Fanno arrestare un parcheggiatore abusivo: dopo pochi giorni torna a “lavoro”

parcheggiatore abusivoNapoli – La presenza dei “parcheggiatori abusivi” in ogni strada, piazza o vicolo è una piaga che noi napoletani dobbiamo sopportare ogni giorno: continue richieste estorsive ogni volta che si scende dalla macchina, minacce ed, in alcuni casi, aggressioni ci hanno costretto a considerare quei 2 euro regalati al delinquente di turno come un’assicurazione, a pensare “meglio perdere pochi spiccioli che dover riparare uno specchietto rotto”.
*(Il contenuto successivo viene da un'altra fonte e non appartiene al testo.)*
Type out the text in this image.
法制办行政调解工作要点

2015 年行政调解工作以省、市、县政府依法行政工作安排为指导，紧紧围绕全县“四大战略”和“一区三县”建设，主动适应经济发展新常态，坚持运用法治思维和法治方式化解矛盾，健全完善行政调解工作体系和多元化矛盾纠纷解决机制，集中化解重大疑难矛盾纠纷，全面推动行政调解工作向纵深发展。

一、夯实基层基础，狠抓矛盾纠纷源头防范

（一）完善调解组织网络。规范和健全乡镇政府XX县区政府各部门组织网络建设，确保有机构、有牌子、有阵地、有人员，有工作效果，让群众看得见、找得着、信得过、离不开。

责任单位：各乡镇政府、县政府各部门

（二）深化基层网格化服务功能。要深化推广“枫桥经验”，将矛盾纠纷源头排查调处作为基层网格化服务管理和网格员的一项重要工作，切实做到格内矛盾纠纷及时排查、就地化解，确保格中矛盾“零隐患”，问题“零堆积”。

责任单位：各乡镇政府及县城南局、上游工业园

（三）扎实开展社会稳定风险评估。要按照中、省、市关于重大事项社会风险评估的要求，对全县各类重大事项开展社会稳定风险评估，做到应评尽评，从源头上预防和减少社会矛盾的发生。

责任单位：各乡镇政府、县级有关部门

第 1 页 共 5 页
Tuttavia, persone che non vivono questa realtà tutti i giorni non possono, e non devono, comprendere queste prevaricazione, non capiscono perché, pur avendo parcheggiato un’automobile in un luogo di sosta regolare in Piazza Museo Filangieri, debbano pagare anche il pizzo al parcheggiatore. È quello che hanno pensato quattro ragazzi stranieri in Erasmus in Italia, per l’esattezza a Roma, ed in visita a Napoli per puro piacere. Non potevano immaginare che, rifiutando l’offerta, avrebbero trovato l’auto completamente rigata.

I ragazzi, allora, hanno fatto l’unica cosa giusta e logica dopo aver subito un atto di vandalismo: hanno denunciato e fatto arrestare il parcheggiatore abusivo. Questo succedeva giovedì scorso. Da allora gli studenti sono ritornati nel luogo trovando, con loro gran sorpresa, i “colleghi” dell’uomo che avevano fatto arrestare che svolgevano la loro attività fraudolenta come se niente fosse. Spaventati da possibili ripercussioni hanno scelto di non tornare più in quella piazza.

Anzi, dopo la disavventura, i ragazzi hanno preferito abbandonare una Napoli ostile per finire le vacanze nella più tranquilla costiera amalfitana. La beffa, in tutto questo, secondo quanto riporta il Mattino, è che l’uomo arrestato giovedì sarebbe già stato rilasciato e sarebbe tornato al suo “posto di lavoro” indisturbato.

La verità che dovremmo imparare è che quei “2 euro” non sono un’assicurazione, ma un gesto di omertà, una condanna alla nostra bella città: possiamo offrire tutte le meraviglie del mondo, ma se, per ammirarle, un turista deve trovare la macchina sfasciata o dovrà contrattare con il parcheggiatore di turno nessuno avrà più voglia di ritornare a Napoli.